Using the cultural consensus module in Anthropac, the degree of shared knowledge was calculated to determine the level of internal validity in the data [28]. The strength of the cultural consensus is evidenced by a value known as the eigenvalue, which serves as a goodness-of-fit indicator that a single factor (the cultural consensus of the group), is present in the pattern of responses. An eigenvalue of three or greater indicates that a group shares a common culture and consensus [29].
Qualitative analysis
In order to identify characteristics associated within helpful comments, data elicited during the semi-structured interview was transcribed and imported into Microsoft Excel for coding [30]. The coding process identified the specific words used by participants to describe how and why they evaluated written comments as helpful or unhelpful. The analysis of participant’s comments helped the research team to determine what contributed to the identification of a written comment as high-quality or low-quality. Participant’s comments were read, and the words they used to describe their evaluation of written comments were coded. When participants made explicit references to an example of a written comment, this information was also coded.
Statistical analysis
The analysis of participant’s comments was supplemented with statistical analysis to identify key patterns and characteristics associated with helpful written comments.
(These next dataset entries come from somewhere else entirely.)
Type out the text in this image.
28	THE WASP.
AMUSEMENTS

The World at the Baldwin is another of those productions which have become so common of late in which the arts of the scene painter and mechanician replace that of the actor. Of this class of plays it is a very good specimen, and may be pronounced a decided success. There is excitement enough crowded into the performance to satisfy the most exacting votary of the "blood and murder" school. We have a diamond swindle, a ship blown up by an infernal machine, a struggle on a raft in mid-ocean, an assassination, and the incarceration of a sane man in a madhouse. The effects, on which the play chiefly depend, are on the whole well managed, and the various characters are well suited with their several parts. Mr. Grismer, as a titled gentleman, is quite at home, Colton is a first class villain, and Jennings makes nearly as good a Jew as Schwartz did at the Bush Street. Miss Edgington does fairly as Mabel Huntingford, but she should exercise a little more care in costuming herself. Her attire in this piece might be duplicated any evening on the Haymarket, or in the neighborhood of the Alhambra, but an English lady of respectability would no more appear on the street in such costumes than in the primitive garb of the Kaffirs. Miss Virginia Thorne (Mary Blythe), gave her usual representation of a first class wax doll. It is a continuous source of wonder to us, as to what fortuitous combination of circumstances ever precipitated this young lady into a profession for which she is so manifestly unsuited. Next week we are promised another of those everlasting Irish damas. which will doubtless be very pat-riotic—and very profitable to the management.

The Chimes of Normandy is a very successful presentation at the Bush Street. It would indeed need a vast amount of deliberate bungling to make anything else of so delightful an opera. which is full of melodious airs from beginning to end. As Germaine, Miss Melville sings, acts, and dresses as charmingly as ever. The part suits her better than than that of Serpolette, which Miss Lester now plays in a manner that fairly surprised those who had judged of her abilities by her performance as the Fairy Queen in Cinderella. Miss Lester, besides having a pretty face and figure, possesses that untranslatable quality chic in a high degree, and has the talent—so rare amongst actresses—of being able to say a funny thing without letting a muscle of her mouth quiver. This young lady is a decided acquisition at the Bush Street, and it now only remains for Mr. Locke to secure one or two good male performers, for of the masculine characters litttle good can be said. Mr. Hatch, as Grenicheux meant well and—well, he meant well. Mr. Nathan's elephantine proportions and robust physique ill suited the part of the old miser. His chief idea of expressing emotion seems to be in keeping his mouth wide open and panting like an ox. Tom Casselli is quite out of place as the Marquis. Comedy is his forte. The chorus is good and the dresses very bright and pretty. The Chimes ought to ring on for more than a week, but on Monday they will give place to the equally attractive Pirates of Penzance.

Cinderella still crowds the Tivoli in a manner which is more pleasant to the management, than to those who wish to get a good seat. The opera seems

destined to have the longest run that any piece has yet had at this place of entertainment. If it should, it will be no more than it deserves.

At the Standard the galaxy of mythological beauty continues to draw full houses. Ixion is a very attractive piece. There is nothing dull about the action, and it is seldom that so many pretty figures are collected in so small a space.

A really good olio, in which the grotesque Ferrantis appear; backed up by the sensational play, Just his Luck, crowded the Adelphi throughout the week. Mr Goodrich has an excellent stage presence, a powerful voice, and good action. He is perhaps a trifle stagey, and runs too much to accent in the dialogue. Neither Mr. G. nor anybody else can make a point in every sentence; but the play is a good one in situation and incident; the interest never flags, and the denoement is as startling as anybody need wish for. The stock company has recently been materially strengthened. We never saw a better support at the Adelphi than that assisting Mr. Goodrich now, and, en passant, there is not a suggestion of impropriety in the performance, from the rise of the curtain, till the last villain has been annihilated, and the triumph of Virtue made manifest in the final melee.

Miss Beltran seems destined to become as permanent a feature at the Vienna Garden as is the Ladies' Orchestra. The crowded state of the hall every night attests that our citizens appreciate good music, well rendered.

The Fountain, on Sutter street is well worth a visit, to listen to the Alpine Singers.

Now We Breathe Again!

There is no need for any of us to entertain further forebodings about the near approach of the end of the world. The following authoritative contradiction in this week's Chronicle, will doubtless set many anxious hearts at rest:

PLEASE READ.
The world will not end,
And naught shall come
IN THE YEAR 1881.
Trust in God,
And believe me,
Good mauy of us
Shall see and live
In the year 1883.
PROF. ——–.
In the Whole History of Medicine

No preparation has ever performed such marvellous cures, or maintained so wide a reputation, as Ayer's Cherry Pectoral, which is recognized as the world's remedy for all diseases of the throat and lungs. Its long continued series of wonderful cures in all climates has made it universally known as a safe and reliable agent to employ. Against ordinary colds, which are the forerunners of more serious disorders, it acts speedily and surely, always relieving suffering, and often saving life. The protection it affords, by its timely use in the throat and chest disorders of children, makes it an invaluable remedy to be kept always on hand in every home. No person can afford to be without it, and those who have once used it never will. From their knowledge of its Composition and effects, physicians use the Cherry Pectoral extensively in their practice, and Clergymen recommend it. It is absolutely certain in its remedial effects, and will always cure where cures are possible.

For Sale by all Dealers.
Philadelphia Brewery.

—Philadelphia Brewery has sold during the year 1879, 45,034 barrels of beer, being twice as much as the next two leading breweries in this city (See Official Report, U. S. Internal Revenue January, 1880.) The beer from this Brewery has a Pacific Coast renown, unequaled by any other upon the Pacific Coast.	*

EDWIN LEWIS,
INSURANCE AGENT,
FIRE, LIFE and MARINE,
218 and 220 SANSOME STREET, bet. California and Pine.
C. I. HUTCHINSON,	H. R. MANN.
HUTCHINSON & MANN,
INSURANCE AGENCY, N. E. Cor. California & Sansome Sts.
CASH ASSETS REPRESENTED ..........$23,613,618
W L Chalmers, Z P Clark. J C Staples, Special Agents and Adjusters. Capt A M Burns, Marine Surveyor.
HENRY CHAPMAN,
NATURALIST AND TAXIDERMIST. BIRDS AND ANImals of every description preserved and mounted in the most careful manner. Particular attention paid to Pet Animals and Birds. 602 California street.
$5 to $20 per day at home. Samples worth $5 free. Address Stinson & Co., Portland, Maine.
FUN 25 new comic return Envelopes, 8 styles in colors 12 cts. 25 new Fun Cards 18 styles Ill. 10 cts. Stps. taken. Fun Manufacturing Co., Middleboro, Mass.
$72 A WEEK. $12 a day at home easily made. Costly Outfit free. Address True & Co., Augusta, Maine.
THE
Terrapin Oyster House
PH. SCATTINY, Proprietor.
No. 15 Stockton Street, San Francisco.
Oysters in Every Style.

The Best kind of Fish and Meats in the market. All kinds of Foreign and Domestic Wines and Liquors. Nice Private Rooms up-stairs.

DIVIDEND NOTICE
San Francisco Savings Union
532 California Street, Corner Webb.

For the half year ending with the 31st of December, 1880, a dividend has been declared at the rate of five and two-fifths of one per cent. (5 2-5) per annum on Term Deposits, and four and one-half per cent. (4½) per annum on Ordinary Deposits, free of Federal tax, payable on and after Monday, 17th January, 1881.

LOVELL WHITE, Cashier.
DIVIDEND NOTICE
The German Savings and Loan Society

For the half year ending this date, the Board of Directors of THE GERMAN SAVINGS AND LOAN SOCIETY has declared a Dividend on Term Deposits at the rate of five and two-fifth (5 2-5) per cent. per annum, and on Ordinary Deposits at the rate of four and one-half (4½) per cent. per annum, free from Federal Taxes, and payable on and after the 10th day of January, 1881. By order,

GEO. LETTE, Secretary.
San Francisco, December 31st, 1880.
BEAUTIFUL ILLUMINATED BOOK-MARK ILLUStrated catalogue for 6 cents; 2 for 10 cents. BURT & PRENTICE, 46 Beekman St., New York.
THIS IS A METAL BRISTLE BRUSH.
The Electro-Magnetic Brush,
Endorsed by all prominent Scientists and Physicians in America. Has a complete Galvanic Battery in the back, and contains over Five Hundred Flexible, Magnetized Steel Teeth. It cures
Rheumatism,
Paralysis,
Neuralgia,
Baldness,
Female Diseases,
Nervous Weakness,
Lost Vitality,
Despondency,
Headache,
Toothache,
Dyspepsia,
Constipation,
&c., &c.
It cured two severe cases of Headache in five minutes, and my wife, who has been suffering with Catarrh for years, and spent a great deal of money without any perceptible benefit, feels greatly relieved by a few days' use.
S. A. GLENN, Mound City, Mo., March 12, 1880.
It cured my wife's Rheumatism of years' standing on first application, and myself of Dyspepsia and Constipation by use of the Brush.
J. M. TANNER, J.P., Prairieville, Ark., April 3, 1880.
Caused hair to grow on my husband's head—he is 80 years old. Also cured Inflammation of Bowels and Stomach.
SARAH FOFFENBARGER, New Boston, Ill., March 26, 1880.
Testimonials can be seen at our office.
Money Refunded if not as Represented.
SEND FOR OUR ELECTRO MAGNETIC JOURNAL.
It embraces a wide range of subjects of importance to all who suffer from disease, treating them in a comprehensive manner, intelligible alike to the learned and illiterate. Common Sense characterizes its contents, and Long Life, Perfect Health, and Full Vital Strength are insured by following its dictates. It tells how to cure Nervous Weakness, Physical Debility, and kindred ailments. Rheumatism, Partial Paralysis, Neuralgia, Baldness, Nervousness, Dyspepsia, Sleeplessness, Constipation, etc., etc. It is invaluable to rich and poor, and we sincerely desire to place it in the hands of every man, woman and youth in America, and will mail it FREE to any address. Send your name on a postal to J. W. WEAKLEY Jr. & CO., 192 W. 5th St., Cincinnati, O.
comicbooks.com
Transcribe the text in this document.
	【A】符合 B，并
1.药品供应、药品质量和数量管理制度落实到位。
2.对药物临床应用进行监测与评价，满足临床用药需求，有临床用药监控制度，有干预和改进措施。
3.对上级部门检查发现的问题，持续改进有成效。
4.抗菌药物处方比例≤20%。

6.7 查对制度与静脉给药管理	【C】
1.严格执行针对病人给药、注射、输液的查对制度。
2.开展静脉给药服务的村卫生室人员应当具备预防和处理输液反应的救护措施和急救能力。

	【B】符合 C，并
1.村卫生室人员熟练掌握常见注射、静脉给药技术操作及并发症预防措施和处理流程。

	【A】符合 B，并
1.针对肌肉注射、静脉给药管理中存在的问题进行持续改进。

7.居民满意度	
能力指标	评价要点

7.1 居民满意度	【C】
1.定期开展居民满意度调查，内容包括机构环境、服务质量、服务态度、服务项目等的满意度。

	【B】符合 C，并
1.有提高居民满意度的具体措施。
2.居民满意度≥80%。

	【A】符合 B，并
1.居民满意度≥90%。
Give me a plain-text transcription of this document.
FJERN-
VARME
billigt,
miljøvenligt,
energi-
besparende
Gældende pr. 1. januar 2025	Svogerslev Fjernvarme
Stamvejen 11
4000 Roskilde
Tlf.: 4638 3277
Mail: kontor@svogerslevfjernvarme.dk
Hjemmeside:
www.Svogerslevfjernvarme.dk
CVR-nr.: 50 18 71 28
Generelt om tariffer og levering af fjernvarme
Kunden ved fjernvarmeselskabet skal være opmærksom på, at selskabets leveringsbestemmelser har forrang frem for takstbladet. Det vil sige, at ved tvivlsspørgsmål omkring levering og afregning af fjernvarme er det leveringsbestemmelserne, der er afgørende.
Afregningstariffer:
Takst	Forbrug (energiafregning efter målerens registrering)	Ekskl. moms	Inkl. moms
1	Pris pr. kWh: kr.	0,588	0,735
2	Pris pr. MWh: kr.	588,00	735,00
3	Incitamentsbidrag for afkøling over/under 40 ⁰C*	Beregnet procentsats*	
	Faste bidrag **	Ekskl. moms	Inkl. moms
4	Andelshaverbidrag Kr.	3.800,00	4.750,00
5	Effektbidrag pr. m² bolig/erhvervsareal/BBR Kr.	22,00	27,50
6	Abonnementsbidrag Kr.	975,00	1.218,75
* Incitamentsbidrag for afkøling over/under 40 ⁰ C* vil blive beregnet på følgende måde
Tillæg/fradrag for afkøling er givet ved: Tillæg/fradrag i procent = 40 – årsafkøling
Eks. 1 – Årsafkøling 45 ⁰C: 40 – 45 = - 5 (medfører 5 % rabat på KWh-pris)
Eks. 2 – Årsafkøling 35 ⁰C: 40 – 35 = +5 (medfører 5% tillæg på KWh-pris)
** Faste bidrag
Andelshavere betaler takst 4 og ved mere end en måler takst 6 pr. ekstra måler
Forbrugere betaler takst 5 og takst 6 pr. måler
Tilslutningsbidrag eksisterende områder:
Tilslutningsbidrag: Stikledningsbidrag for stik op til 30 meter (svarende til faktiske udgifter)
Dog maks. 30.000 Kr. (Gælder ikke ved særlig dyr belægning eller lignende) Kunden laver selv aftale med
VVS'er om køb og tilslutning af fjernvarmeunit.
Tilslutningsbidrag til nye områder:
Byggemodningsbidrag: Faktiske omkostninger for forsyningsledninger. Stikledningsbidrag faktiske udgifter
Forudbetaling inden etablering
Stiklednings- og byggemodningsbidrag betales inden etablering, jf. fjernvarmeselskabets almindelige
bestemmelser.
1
Length of written comment was compared using one-way analysis of variance. Frequency with which comments were thought of as helpful were analyzed by chi-square. To determine the role of valence on the perceived quality of comments, the authors (HR and WG) performed independent structured coding of the data, grouping each comment into “positive,” “negative,” or “neutral” categories. Individual coding was compared and a consensus assignment given; kappa of >0.9 indicated high agreement. Valence within a cluster was treated as a categorical variable and analyzed by chi-square. In conducting statistical tests, our purpose was not to achieve statistical generalizability, but to systematically identify key differences within our sample.